Chloral hydrate is irritating to the gastrointestinal tract and causes epigastric distress. It also
produces an unusual, unpleasant taste sensation. It synergizes with ethanol.
Antihistamines:
Nonprescription
antihistamines
with
sedating
properties,
such
as
diphenhydramine and doxylamine, are effective in treating mild types of insomnia. However,
these drugs are usually ineffective for all but the milder forms of situational insomnia.

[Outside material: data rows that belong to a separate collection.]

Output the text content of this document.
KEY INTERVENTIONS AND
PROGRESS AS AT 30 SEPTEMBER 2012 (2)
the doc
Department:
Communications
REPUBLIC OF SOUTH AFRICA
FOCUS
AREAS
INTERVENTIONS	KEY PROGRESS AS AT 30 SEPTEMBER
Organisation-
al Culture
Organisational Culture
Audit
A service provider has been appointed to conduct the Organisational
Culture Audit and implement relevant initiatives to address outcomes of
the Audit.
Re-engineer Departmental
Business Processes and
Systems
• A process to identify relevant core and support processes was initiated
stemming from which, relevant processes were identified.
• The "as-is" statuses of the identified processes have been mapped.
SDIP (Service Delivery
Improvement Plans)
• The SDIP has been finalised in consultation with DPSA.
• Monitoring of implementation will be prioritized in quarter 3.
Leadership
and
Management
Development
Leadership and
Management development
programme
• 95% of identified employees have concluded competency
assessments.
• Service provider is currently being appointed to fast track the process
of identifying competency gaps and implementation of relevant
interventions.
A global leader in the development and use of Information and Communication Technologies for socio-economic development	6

Ethanol: Ethyl alcohol (Ethanol) has anxiolytic and sedative effects, but its toxic potential
outweighs its benefits. Alcoholism is a serious medical and social problem. Ethanol is a CNS
depressant, producing sedation and, ultimately, hypnosis with increasing dosage. It is readily
absorbed orally and has a volume of distribution close to that of total body water. Ethanol is
metabolized primarily in the liver, first to acetaldehyde by alcohol dehydrogenase and then to
acetate by aldehyde dehydrogenase. Elimination is mostly through the kidney, but a fraction is
excreted through the lungs.
Disulfiram: Disulfiram blocks the oxidation of acetaldehyde to acetic acid by inhibiting
aldehyde dehydrogenase. This results in the accumulation of acetaldehyde in the blood, causing
flushing, tachycardia, hyperventilation, and nausea.
Naltrexone: It is a long-acting opiate antagonist. It is better tolerated than disulfiram and does
not produce the aversive reaction that disulfiram does.